The Greenock Academy was a mixed non-denominational school in the west end of Greenock, Scotland, founded in 1855, originally independent, later a grammar school with a primary department, and finally a Comprehensive school only for ages eleven to eighteen. On 24 June 2011, Greenock Academy closed after a history spanning 156 years. Between 2012 and 2015, the school became the filming location of BBC One's school drama Waterloo Road.

History
The Greenock Academy was opened as a fee paying secondary and primary establishment in September 1855 in Nelson Street, Greenock. The school lay at this central Greenock location for almost a century of its lifetime before the building was demolished and moved to a modern building in Madeira Street of Greenock's west end, on the site of the old Balclutha mansion.
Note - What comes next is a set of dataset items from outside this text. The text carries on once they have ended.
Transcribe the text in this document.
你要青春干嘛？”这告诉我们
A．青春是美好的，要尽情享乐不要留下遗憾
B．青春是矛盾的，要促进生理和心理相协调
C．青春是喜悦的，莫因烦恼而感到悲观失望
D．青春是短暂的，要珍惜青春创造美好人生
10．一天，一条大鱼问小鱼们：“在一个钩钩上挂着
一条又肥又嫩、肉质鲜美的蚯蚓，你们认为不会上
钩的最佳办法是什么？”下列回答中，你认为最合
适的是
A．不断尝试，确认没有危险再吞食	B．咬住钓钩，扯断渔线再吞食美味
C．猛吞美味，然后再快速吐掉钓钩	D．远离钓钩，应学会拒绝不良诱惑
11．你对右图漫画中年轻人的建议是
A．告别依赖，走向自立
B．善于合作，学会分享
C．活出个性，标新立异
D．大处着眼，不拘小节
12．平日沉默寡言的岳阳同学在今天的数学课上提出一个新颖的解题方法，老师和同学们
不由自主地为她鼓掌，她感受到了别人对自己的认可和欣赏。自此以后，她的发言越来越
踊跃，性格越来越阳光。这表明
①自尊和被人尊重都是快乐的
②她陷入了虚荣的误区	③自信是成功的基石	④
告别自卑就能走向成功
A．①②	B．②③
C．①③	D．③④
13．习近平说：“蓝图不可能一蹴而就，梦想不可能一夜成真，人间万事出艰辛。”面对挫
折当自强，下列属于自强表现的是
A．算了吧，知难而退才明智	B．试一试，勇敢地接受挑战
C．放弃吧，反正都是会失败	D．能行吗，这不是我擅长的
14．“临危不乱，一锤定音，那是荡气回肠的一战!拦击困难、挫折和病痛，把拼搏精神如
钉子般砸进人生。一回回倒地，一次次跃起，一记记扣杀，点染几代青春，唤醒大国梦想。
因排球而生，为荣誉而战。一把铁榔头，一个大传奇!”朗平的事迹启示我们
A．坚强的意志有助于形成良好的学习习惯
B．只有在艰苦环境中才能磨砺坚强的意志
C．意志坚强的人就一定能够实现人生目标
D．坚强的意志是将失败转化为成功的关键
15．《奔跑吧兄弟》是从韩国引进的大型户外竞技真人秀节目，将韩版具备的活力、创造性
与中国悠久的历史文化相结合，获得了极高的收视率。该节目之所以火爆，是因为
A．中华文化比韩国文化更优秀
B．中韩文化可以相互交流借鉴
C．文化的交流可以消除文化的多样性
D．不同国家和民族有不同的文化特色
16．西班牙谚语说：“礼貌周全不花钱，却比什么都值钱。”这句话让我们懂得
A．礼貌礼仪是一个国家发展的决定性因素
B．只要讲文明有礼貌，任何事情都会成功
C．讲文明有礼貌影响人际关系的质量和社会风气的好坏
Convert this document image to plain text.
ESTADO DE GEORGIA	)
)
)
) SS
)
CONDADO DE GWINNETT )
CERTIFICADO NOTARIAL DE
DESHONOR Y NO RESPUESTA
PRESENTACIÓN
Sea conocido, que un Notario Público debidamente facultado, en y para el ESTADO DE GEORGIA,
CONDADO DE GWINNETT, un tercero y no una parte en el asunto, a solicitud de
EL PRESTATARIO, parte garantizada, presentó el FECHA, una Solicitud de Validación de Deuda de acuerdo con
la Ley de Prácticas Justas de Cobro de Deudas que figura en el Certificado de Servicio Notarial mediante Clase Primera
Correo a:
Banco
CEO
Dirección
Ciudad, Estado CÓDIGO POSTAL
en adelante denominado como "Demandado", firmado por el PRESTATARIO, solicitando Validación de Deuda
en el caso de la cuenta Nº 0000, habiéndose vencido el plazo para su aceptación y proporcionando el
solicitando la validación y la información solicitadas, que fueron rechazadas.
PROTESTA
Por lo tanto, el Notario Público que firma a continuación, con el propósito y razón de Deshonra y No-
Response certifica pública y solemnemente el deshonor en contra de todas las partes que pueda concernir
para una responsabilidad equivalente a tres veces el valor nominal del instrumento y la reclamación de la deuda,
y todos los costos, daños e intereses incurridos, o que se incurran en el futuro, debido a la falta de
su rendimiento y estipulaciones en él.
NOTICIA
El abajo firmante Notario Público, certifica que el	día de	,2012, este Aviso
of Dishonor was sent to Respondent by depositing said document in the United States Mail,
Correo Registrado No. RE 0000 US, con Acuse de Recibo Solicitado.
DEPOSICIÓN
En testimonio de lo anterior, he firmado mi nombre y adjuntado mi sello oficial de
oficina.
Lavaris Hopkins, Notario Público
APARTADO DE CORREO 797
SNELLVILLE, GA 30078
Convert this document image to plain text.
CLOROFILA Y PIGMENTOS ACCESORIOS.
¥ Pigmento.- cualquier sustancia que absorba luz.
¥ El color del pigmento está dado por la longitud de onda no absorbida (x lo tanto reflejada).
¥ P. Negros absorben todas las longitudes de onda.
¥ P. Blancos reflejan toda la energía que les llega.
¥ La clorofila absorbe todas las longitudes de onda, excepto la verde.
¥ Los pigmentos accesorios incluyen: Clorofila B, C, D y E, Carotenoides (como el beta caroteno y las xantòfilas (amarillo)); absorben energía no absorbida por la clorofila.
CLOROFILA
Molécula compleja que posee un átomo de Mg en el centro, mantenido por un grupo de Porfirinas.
The Nelson Street site is now occupied by the Finnart Campus of James Watt College. The new Academy featured both a secondary and primary school with the later named 'south wing' area being the primary school. On 29 December 1968 BBC Scotland's version of Songs of Praise came from the school; the rest of the UK saw it from Holy Trinity Platt Church in Rusholme, Manchester. The school had a yacht club, and competed in the Clark Cup of Mudhook Yacht Club at Helensburgh. Another similar school with a yacht club was Rothesay Academy on the Isle of Bute.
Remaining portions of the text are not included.